A capa da versão hebraica de “Legalismo Autocrático”. 
Crédito: Fundação Berl Katznelson

[ por Iris Leal  |  Haaretz  |  24|07|2023  |  traduzido pelo PAZ AGORA|BR  ]

Nada ilustra melhor o propósito do livro “Autocratic Legalism” [legalismo autocrático] de Kim Lane Scheppele em 2018, do que os oito passos no caminho para a autocracia que encerram a edição hebraica recentemente publicada da obra, agora em forma de livro.

[ por Iris Leal  |  Haaretz  |  24|07|2023  |  traduzido pelo PAZ AGORA|BR  ]

Eles mostram que o artigo não deve ser lido como um mero estudo acadêmico sobre a História da tirania ou uma discussão filosófica. Na verdade, este pequeno livro destina-se a ser usado como um guia de autoajuda para todos os israelenses. Especialmente agora.

Scheppele publicou sua obra há cinco anos , portanto não contém nada sobre a reforma judicial planejada pelo governo israelense. Mas sua peça esclarece vários fatores importantes que ainda são objeto de disputa. Primeiro, havia sinais claros de que Israel estava caminhando para o autoritarismo, mas ninguém os notou.

 

Os historiadores mais perspicazes, os especialistas em direito constitucional mais sábios e os especialistas mais desconfiados acreditavam que os tiranos modernos se assemelhariam aos ditadores clássicos, principalmente os da primeira metade do século XX. Eles esperavam versões de Hitler, Stalin ou Nicolae Ceausescu da Romênia e seu estilo único que incluía tanques nas ruas, prisões de oponentes políticos, tortura e execuções.

Uma concentração de poder absoluta e assassina é fácil de se identificar com base na experiência. Mas os tiranos do século atual são diferentes em seu modus operandi, retórica, estilo e objetivo. Pode-se dizer que o artigo de Scheppele, embora tenha aparecido na University of Chicago Law Review, é uma atualização acessível de “As Origens do Totalitarismo” de Hannah Arendt para o século XXI.

Câmara de eco do governo

A segunda lição é que o método para roubar nossas liberdades e destruir nossos direitos pode ser dolorosamente simples e, onde quer que aconteça, acontece quase exatamente da mesma maneira. O que você sabe? Acontece que os ditadores aprendem uns com os outros.

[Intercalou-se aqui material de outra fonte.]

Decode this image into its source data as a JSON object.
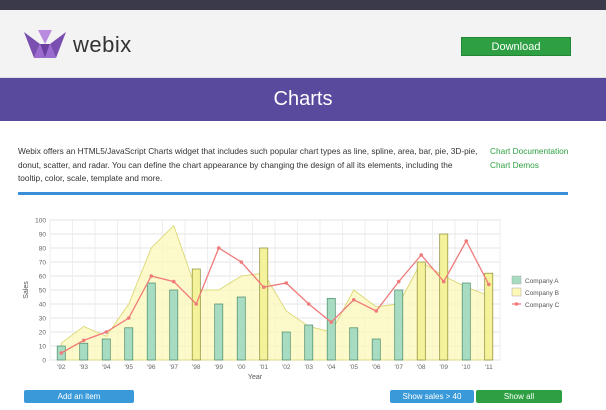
{
  "header": {
    "brand": "webix",
    "download_label": "Download"
  },
  "banner": {
    "title": "Charts"
  },
  "description": "Webix offers an HTML5/JavaScript Charts widget that includes such popular chart types as line, spline, area, bar, pie, 3D-pie, donut, scatter, and radar. You can define the chart appearance by changing the design of all its elements, including the tooltip, color, scale, template and more.",
  "links": [
    "Chart Documentation",
    "Chart Demos"
  ],
  "buttons": {
    "add": "Add an item",
    "sales": "Show sales > 40",
    "all": "Show all"
  },
  "chart_data": {
    "type": "bar",
    "xlabel": "Year",
    "ylabel": "Sales",
    "ylim": [
      0,
      100
    ],
    "yticks": [
      0,
      10,
      20,
      30,
      40,
      50,
      60,
      70,
      80,
      90,
      100
    ],
    "categories": [
      "'92",
      "'93",
      "'94",
      "'95",
      "'96",
      "'97",
      "'98",
      "'99",
      "'00",
      "'01",
      "'02",
      "'03",
      "'04",
      "'05",
      "'06",
      "'07",
      "'08",
      "'09",
      "'10",
      "'11"
    ],
    "grid": true,
    "legend_position": "right",
    "series": [
      {
        "name": "Company A",
        "kind": "bar",
        "color": "#a7dcc2",
        "values": [
          10,
          12,
          15,
          23,
          55,
          50,
          65,
          40,
          45,
          80,
          20,
          25,
          44,
          23,
          15,
          50,
          70,
          90,
          55,
          62
        ]
      },
      {
        "name": "Company B",
        "kind": "area",
        "color": "#fbf8b8",
        "values": [
          12,
          24,
          17,
          40,
          80,
          96,
          50,
          50,
          60,
          62,
          35,
          24,
          20,
          50,
          38,
          40,
          70,
          60,
          52,
          46
        ]
      },
      {
        "name": "Company C",
        "kind": "line",
        "color": "#f07a7a",
        "values": [
          5,
          14,
          20,
          30,
          60,
          56,
          40,
          80,
          70,
          52,
          55,
          40,
          27,
          43,
          35,
          56,
          75,
          56,
          85,
          54
        ]
      }
    ]
  }
}
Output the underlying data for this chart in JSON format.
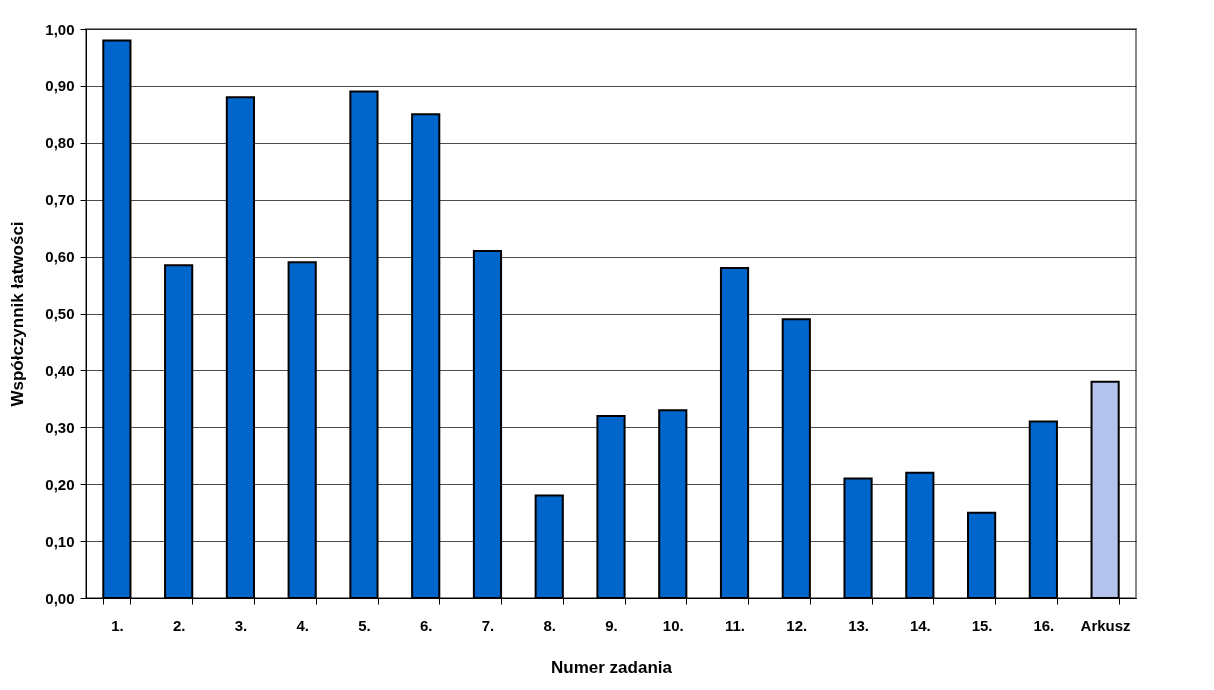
{
  "chart_data": {
    "type": "bar",
    "xlabel": "Numer zadania",
    "ylabel": "Współczynnik łatwości",
    "categories": [
      "1.",
      "2.",
      "3.",
      "4.",
      "5.",
      "6.",
      "7.",
      "8.",
      "9.",
      "10.",
      "11.",
      "12.",
      "13.",
      "14.",
      "15.",
      "16.",
      "Arkusz"
    ],
    "values": [
      0.98,
      0.585,
      0.88,
      0.59,
      0.89,
      0.85,
      0.61,
      0.18,
      0.32,
      0.33,
      0.58,
      0.49,
      0.21,
      0.22,
      0.15,
      0.31,
      0.38
    ],
    "colors": [
      "#0066cc",
      "#0066cc",
      "#0066cc",
      "#0066cc",
      "#0066cc",
      "#0066cc",
      "#0066cc",
      "#0066cc",
      "#0066cc",
      "#0066cc",
      "#0066cc",
      "#0066cc",
      "#0066cc",
      "#0066cc",
      "#0066cc",
      "#0066cc",
      "#b4c3ec"
    ],
    "ylim": [
      0,
      1
    ],
    "yticks": [
      {
        "value": 0,
        "label": "0,00"
      },
      {
        "value": 0.1,
        "label": "0,10"
      },
      {
        "value": 0.2,
        "label": "0,20"
      },
      {
        "value": 0.3,
        "label": "0,30"
      },
      {
        "value": 0.4,
        "label": "0,40"
      },
      {
        "value": 0.5,
        "label": "0,50"
      },
      {
        "value": 0.6,
        "label": "0,60"
      },
      {
        "value": 0.7,
        "label": "0,70"
      },
      {
        "value": 0.8,
        "label": "0,80"
      },
      {
        "value": 0.9,
        "label": "0,90"
      },
      {
        "value": 1,
        "label": "1,00"
      }
    ],
    "grid": "y"
  }
}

A terceira e mais importante coisa que precisamos entender é que a destruição nunca acontece de uma só vez. Em Israel, isso não aconteceu repentinamente em 4 de janeiro, quando o ministro da Justiça, Yariv Levin, soltou sua voz robótica e fez seu discurso anunciando a reforma. Nem aconteceu quando o primeiro-ministro Benjamin Netanyahu ficou do lado de fora do tribunal de Jerusalém, onde seu julgamento por corrupção estava começando em 24 de maio de 2020, Likudniks leais em silêncio atrás dele em suas máscaras de coronavírus.

 

Netanyahu declarou: “Eles estão tentando derrubar a mim e ao bloco de direita. Por mais de uma década a esquerda não conseguiu fazer isso através das urnas, então nos últimos anos eles tiveram uma ideia nova. Pessoas da polícia e da promotoria se uniram a jornalistas de esquerda – eu os chamo de gangue ‘Qualquer um menos Bibi’ – para fabricar casos delirantes contra mim.”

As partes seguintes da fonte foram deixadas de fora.